Because credit unions are not-for-profit institutions, regulations that affect our business also impact our members. Part of our responsibility at MCUL is to advocate on behalf of our members and speak out when policies are not working.
Take the Durbin Amendment, for example. Since it went into effect in 2011, this policy — snuck into the Dodd-Frank Act at the 11th hour — failed to live up to expectations and ended up harming credit unions, their members and consumers across the country.
Under the Durbin Amendment, Congress enacted price controls on the fees merchants pay to accept debit transactions (also known as interchange fees) and put in place a set of arduous, pricey routing requirements for these transactions. To ease the burden on credit unions and community banks, the amendment included a carve-out for smaller institutions, exempting them from the price control provision. However, due to the interconnected nature of the electronic payments network, this exemption failed to protect our interchange revenue from decreasing.
Credit unions have lost more than $1 billion dollars since the Durbin Amendment went into effect — and this is just from interchange revenue alone. We’ve also seen our compliance costs increase by at least 39 percent due to regulations in Dodd-Frank, including the Durbin Amendment’s routing provision.
This loss of income has real-world impact for smaller community-based financial providers. While some institutions were forced to reduce the number of free checking accounts, there also have been cuts to debit card rewards and higher fees for services.

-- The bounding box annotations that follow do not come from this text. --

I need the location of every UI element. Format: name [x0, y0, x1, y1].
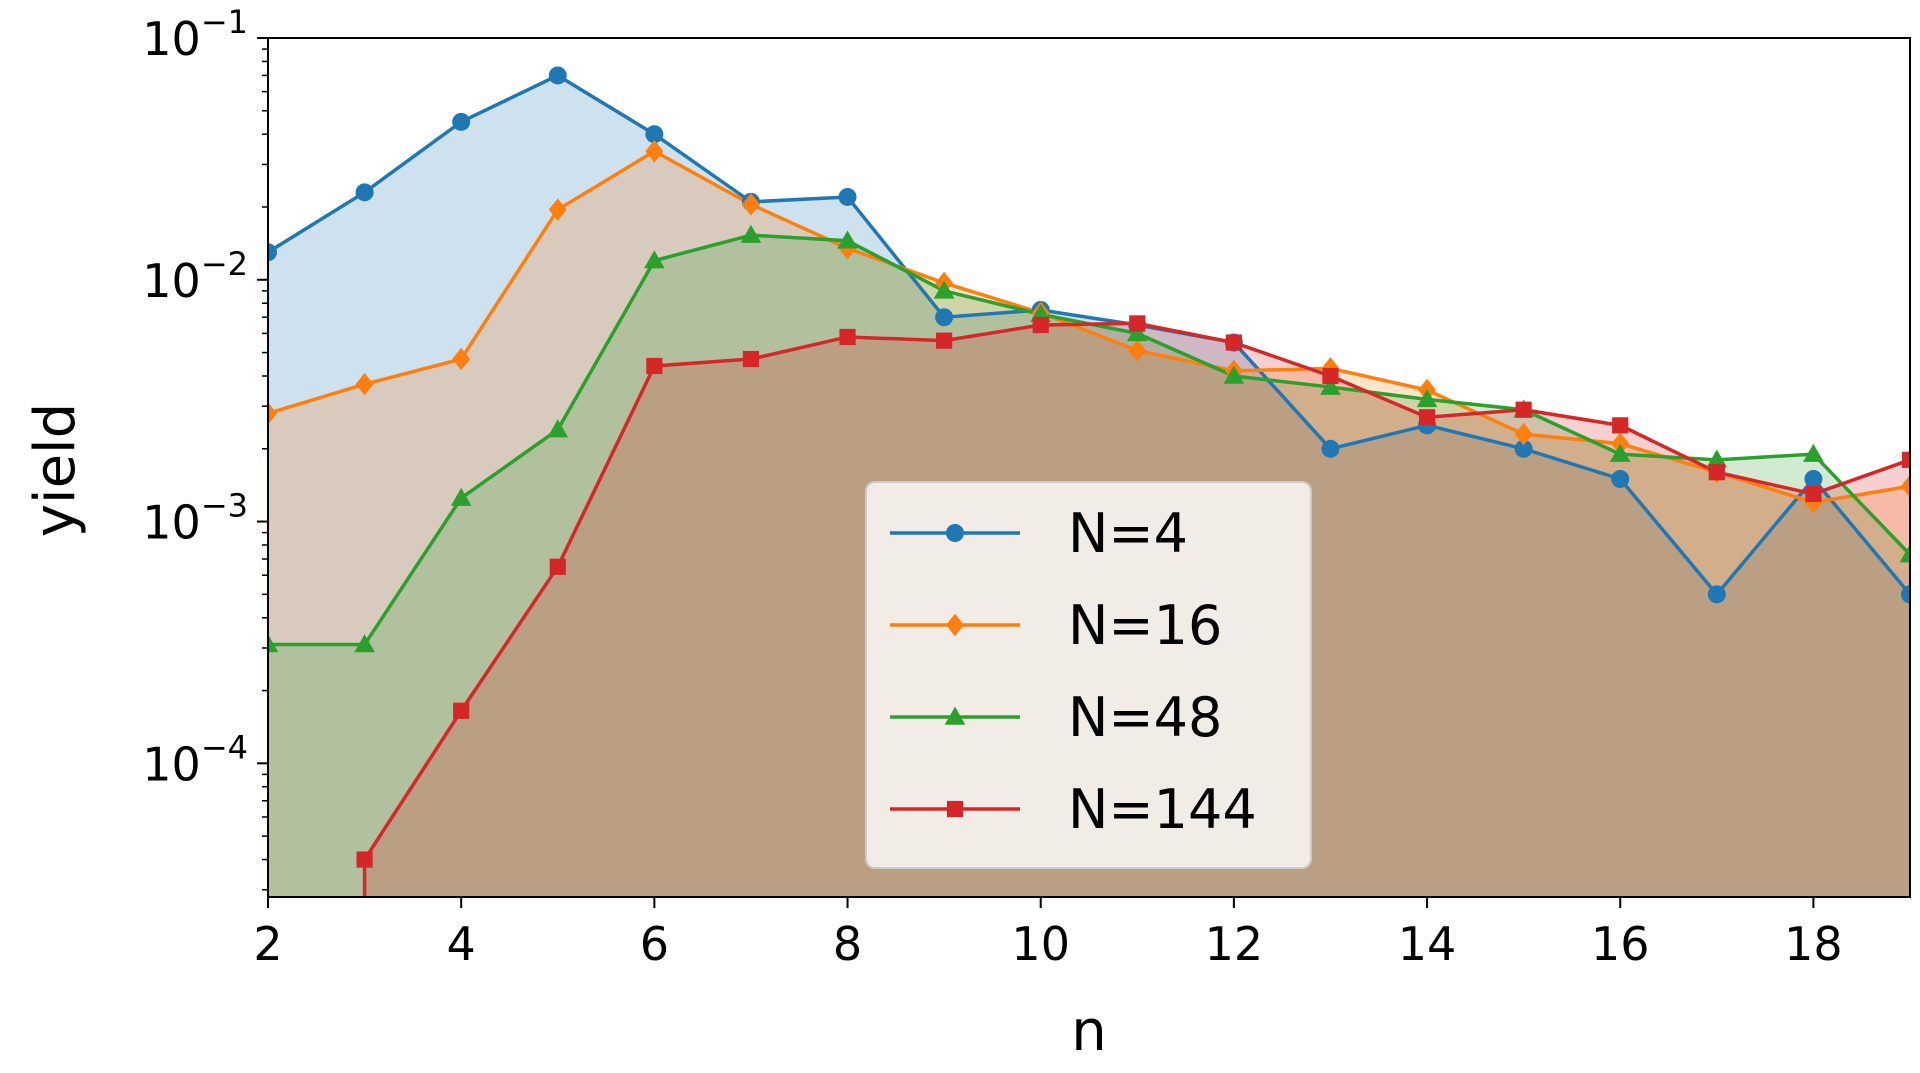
- data-point-n-4-9: [935, 308, 954, 327]
- data-point-n-16-6: [645, 140, 664, 163]
- data-point-n-144-17: [1708, 464, 1725, 481]
- data-point-n-48-11: [1126, 323, 1148, 342]
- data-point-n-4-6: [645, 125, 664, 144]
- data-point-n-48-7: [740, 224, 762, 243]
- data-point-n-144-19: [1901, 451, 1910, 468]
- data-point-n-144-11: [1129, 315, 1146, 332]
- data-point-n-144-14: [1418, 409, 1436, 426]
- data-point-n-144-9: [936, 332, 953, 349]
- axes: [267, 37, 1911, 898]
- data-point-n-16-4: [452, 347, 471, 371]
- y-tick-exponent: −2: [201, 245, 248, 283]
- y-tick-base: 10: [142, 254, 201, 308]
- data-point-n-16-3: [355, 372, 374, 396]
- data-point-n-144-4: [453, 702, 470, 719]
- x-tick-label-2: 2: [253, 917, 282, 971]
- y-tick-base: 10: [142, 737, 201, 791]
- data-point-n-144-7: [742, 350, 760, 368]
- data-point-n-144-12: [1225, 334, 1242, 351]
- y-tick-label: 10−3: [142, 487, 248, 550]
- y-tick-exponent: −3: [201, 487, 248, 525]
- y-tick-base: 10: [142, 12, 201, 66]
- x-axis-label: n: [1071, 999, 1107, 1064]
- data-point-n-144-6: [646, 357, 663, 375]
- data-point-n-48-19: [1899, 544, 1910, 563]
- data-point-n-4-15: [1514, 439, 1533, 458]
- y-tick-label: 10−4: [142, 728, 248, 791]
- x-tick-label-12: 12: [1205, 917, 1264, 971]
- data-point-n-144-10: [1032, 316, 1049, 334]
- y-tick-label: 10−2: [142, 245, 248, 308]
- data-point-n-4-4: [452, 112, 471, 131]
- data-point-n-48-9: [933, 280, 955, 299]
- data-point-n-4-16: [1611, 469, 1630, 488]
- data-point-n-4-17: [1707, 585, 1726, 604]
- x-tick-label-10: 10: [1011, 917, 1070, 971]
- legend-marker-n-16: [946, 613, 964, 637]
- legend-box: [865, 481, 1312, 869]
- data-point-n-48-5: [547, 419, 569, 438]
- data-point-n-48-14: [1416, 389, 1438, 408]
- data-point-n-48-16: [1609, 443, 1631, 462]
- data-point-n-16-19: [1901, 474, 1910, 498]
- data-point-n-16-7: [741, 193, 760, 216]
- data-point-n-48-2: [268, 634, 279, 653]
- data-point-n-144-16: [1612, 417, 1629, 434]
- y-tick-label: 10−1: [142, 3, 248, 66]
- data-point-n-48-4: [450, 487, 472, 506]
- legend-label-n-4: N=4: [1068, 502, 1188, 565]
- x-tick-label-6: 6: [640, 917, 669, 971]
- legend-marker-n-4: [946, 524, 964, 542]
- legend-label-n-16: N=16: [1068, 594, 1222, 657]
- data-point-n-48-8: [837, 230, 858, 249]
- data-point-n-4-8: [838, 187, 857, 206]
- data-point-n-48-3: [354, 634, 375, 653]
- legend-marker-n-144: [946, 800, 964, 818]
- data-point-n-16-11: [1128, 339, 1147, 362]
- data-point-n-48-13: [1320, 376, 1341, 395]
- data-point-n-144-5: [549, 558, 566, 575]
- legend-label-n-48: N=48: [1068, 686, 1222, 749]
- data-point-n-144-8: [839, 328, 856, 346]
- data-point-n-4-13: [1321, 439, 1340, 458]
- x-tick-label-4: 4: [447, 917, 476, 971]
- data-point-n-4-18: [1804, 469, 1823, 488]
- data-point-n-16-15: [1514, 422, 1533, 446]
- x-tick-label-18: 18: [1784, 917, 1843, 971]
- x-tick-label-14: 14: [1398, 917, 1457, 971]
- plot-frame: [267, 37, 1911, 898]
- y-tick-exponent: −1: [201, 3, 248, 41]
- data-point-n-16-2: [268, 402, 277, 425]
- data-point-n-48-6: [644, 250, 665, 269]
- data-point-n-144-3: [356, 851, 373, 868]
- series-markers: [268, 66, 1910, 868]
- y-axis-label: yield: [23, 403, 88, 537]
- data-point-n-144-15: [1515, 401, 1532, 418]
- legend-marker-n-48: [944, 706, 966, 725]
- data-point-n-4-5: [548, 66, 567, 85]
- data-point-n-4-19: [1901, 585, 1910, 604]
- y-tick-base: 10: [142, 496, 201, 550]
- series-lines: [268, 73, 1910, 897]
- legend-label-n-144: N=144: [1068, 778, 1257, 841]
- y-tick-exponent: −4: [201, 728, 248, 766]
- data-point-n-48-18: [1803, 443, 1824, 462]
- series-line-n-16: [268, 149, 1910, 505]
- legend: N=4 N=16 N=48 N=144: [865, 481, 1312, 869]
- x-tick-label-8: 8: [833, 917, 862, 971]
- data-point-n-4-2: [268, 243, 277, 262]
- data-point-n-4-3: [355, 183, 374, 202]
- tick-marks: [257, 37, 1815, 908]
- series-line-n-4: [268, 73, 1910, 598]
- data-point-n-16-5: [548, 198, 567, 221]
- data-point-n-144-13: [1322, 367, 1339, 385]
- x-tick-label-16: 16: [1591, 917, 1650, 971]
- data-point-n-144-18: [1805, 485, 1822, 503]
- data-point-n-48-12: [1223, 365, 1245, 384]
- data-point-n-16-16: [1611, 432, 1630, 455]
- series-line-n-144: [362, 321, 1910, 897]
- data-point-n-48-17: [1706, 449, 1728, 468]
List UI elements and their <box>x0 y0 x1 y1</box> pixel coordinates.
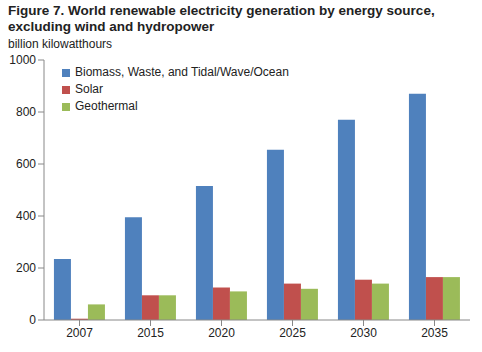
svg-text:2030: 2030 <box>350 326 377 340</box>
svg-text:2020: 2020 <box>208 326 235 340</box>
html-text:Solar: Solar <box>75 82 103 96</box>
html-text:Geothermal: Geothermal <box>75 99 138 113</box>
svg-text:800: 800 <box>16 105 36 119</box>
svg-text:2015: 2015 <box>137 326 164 340</box>
html-text:Biomass, Waste, and Tidal/Wave: Biomass, Waste, and Tidal/Wave/Ocean <box>75 65 289 79</box>
svg-text:0: 0 <box>29 313 36 327</box>
svg-text:200: 200 <box>16 261 36 275</box>
html-text:billion kilowatthours: billion kilowatthours <box>8 37 113 51</box>
html-text:Figure 7. World renewable elec: Figure 7. World renewable electricity ge… <box>8 3 435 34</box>
svg-text:400: 400 <box>16 209 36 223</box>
svg-text:1000: 1000 <box>9 53 36 67</box>
svg-text:2035: 2035 <box>421 326 448 340</box>
svg-text:2025: 2025 <box>279 326 306 340</box>
svg-text:2007: 2007 <box>66 326 93 340</box>
svg-text:600: 600 <box>16 157 36 171</box>
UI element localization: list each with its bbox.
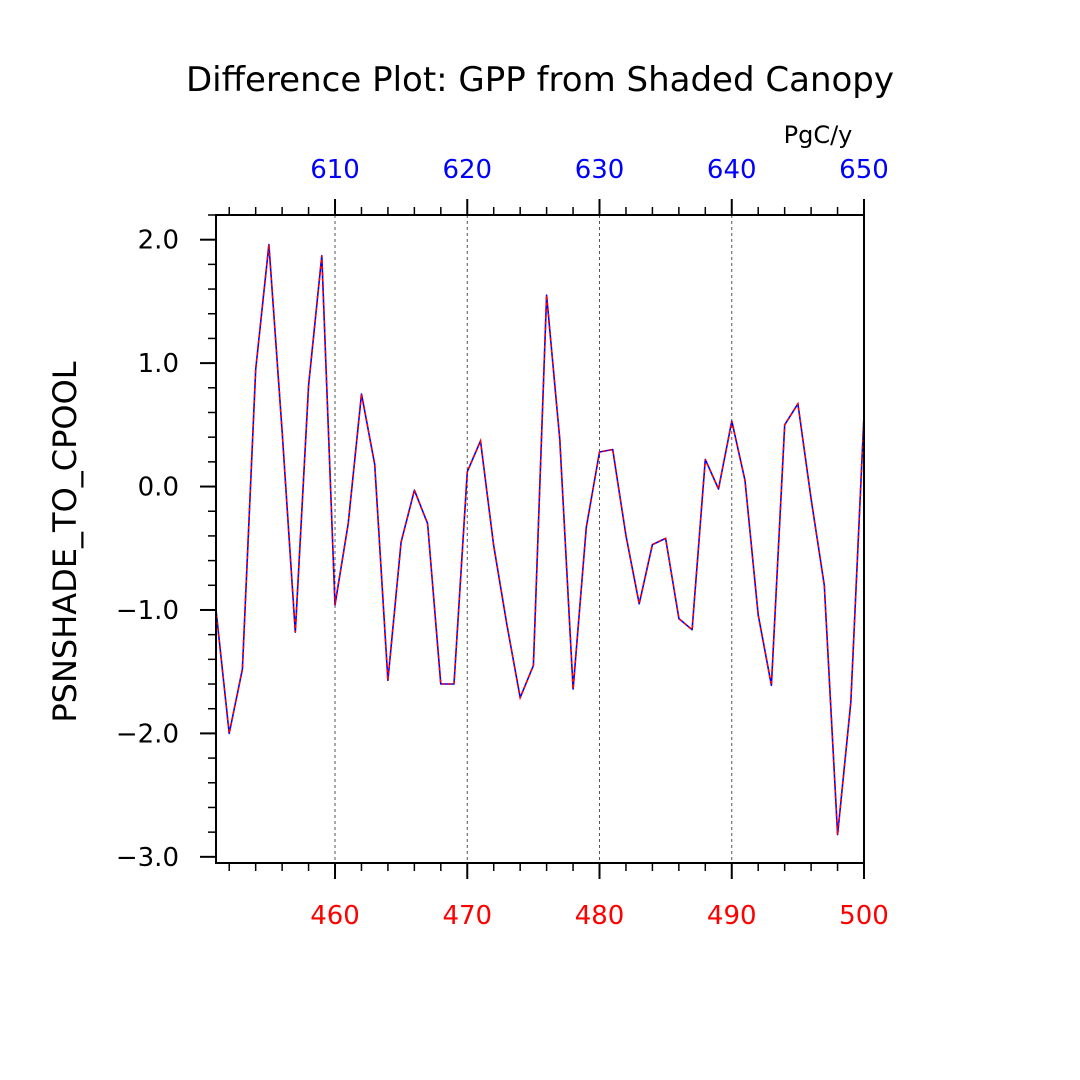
series-line-dashed (215, 244, 865, 835)
top-axis-units: PgC/y (784, 121, 853, 149)
y-tick-label: −2.0 (116, 719, 179, 749)
x-tick-label-490: 490 (707, 901, 757, 931)
x-tick-label-480: 480 (575, 901, 625, 931)
tick-labels: 460 470 480 490 500 610 620 630 640 650 −3.0 −2.0 −1… (116, 155, 889, 931)
plot-frame (215, 214, 865, 864)
y-tick-label: 1.0 (138, 349, 179, 379)
y-tick-label: −3.0 (116, 843, 179, 873)
grid-lines (334, 215, 733, 863)
x-tick-label-460: 460 (310, 901, 360, 931)
x-tick-label-470: 470 (442, 901, 492, 931)
series-lines (215, 243, 865, 836)
top-tick-label-650: 650 (839, 155, 889, 185)
y-tick-label: 0.0 (138, 473, 179, 503)
y-axis-label: PSNSHADE_TO_CPOOL (46, 361, 84, 722)
x-tick-label-500: 500 (839, 901, 889, 931)
top-tick-label-640: 640 (707, 155, 757, 185)
top-tick-label-630: 630 (575, 155, 625, 185)
top-tick-label-620: 620 (442, 155, 492, 185)
chart-title: Difference Plot: GPP from Shaded Canopy (186, 60, 894, 100)
y-tick-label: −1.0 (116, 596, 179, 626)
top-tick-label-610: 610 (310, 155, 360, 185)
y-tick-label: 2.0 (138, 226, 179, 256)
axis-ticks (200, 199, 865, 879)
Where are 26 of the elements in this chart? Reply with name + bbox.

Despite the impacts on credit union members and banking customers around the country, consumers were supposed to see lower prices at the register, as big-box stores promised to pass along their $6-$8 billion annual windfall from the Durbin Amendment on to customers. However, that hasn’t happened. Multiple studies and surveys, including those from the Richmond Federal Reserve and Phoenix Marketing International, have found most consumers are not seeing lower prices. In fact, 99 percent of retailers have raised prices or kept them the same.
Succeeding is especially tough when it comes to doing business, providing the best possible services for members at reasonable prices, in an over-regulated environment. And just as credit unions were as good an idea in 1934 as they are in 2017, here’s another reality that has not changed over time: Price controls do not work. We have seen this plenty of times before in history, with the outcome never changing. There are always unintended consequences, and consumers end up taking on the biggest losses.
While big-box stores have kept an estimated $42 billion for themselves as a bonus reward for their special interest lobbying, credit unions, their members and other community financial institutions are taking the hit. Given all of the failures of this policy, Congress must act now to repeal the Durbin Amendment in 2017.
Dave Adams is president and CEO of the Michigan Credit Union League.